By this point I was usually hysterical. “Monster Trucks!!” I would yell. “Of course! That’s it! I haven’t been to enough truck rallys!! Now I know!!! That’s the secret to a serious relationship! Monster Trucks!!!” I would then wipe the tears from my eyes and sit there muttering “monster trucks” to myself for the next couple of hours.
Naturally, I told everyone I knew about this pinnacle of advertising. And I told everyone who was single that obviously monster trucks have some mysterious connection to temple marriages. For some reason, no one believed me, which naturally meant I needed to be louder and declare that I would marry the man who took me to a monster truck show.

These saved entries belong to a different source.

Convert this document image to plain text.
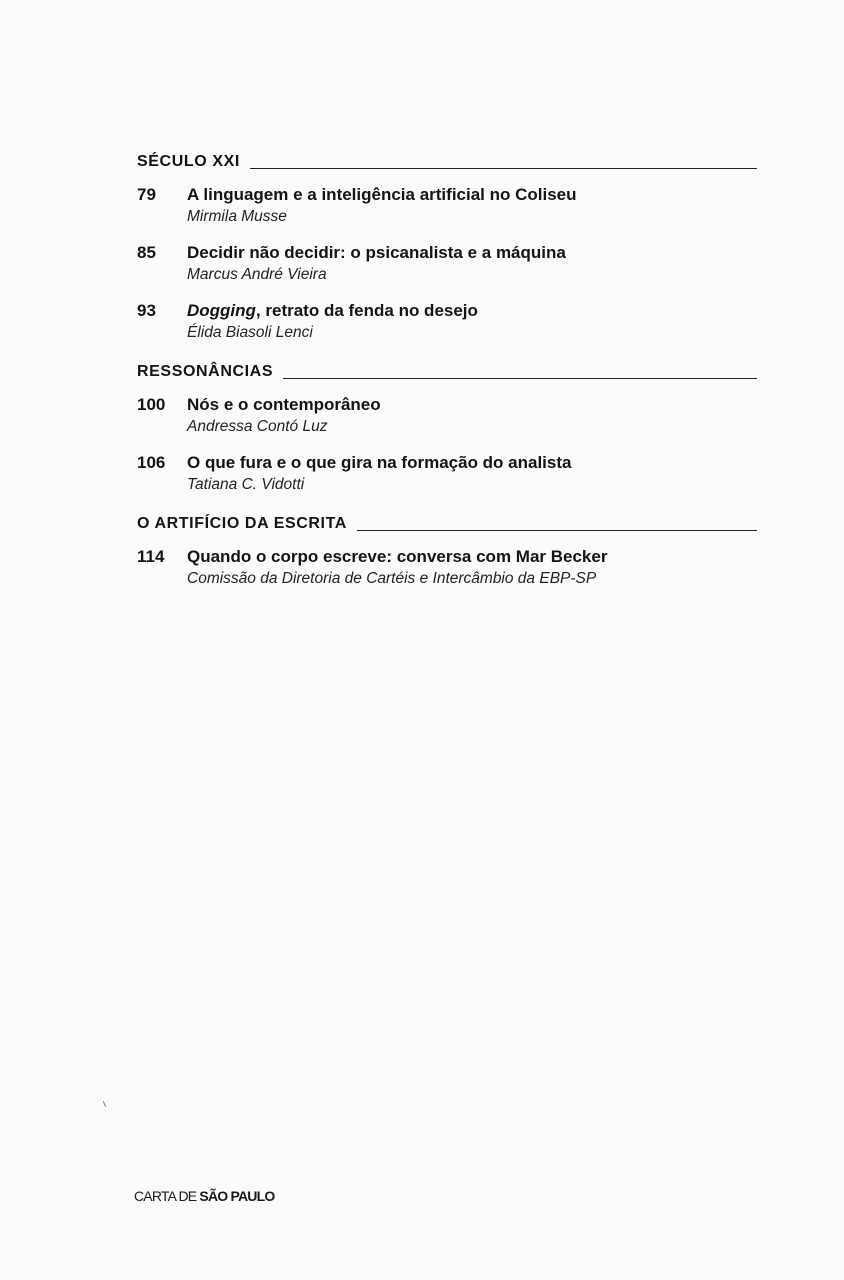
SÉCULO XXI
79	A linguagem e a inteligência artificial no Coliseu
Mirmila Musse
85	Decidir não decidir: o psicanalista e a máquina
Marcus André Vieira
93	Dogging, retrato da fenda no desejo
Élida Biasoli Lenci
RESSONÂNCIAS
100	Nós e o contemporâneo
Andressa Contó Luz
106	O que fura e o que gira na formação do analista
Tatiana C. Vidotti
O ARTIFÍCIO DA ESCRITA
114	Quando o corpo escreve: conversa com Mar Becker
Comissão da Diretoria de Cartéis e Intercâmbio da EBP-SP
CARTA DE SÃO PAULO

I got over that. However when a monster truck show came to Salt Lake I decided that I would take my nephew as he specifically told me he likes monster trucks. He mentioned this to me as I was asking my nieces if they would like to go to a U of U volleyball game. The girls were telling me who would like what (Aimee = volleyball, Katie = soccer or baseball, Jamie = gymnastics) when Matthew (aged 5) leaned over the seat and yelled “ I LIKE MONSTER TRUCKS.” So, Matthew got to go.
As I sat in the E Center choking on fumes and hoping the hearing loss wouldn’t be permanent, I realized that monster trucks are a lot like sumo wrestlers. They’re big, there’s a lot of build up, and then it’s over. Thankfully the show had a lot more stuff in it, local trucks competing for speed, minicars, guys on motorcycles doing tricks. And the monster trucks themselves were really loud and really flashy. But, I, like my nephew, was ready to go after two hours. We checked monster trucks off our list of things to do before we die and then went home to watch television. There were some good commercials on.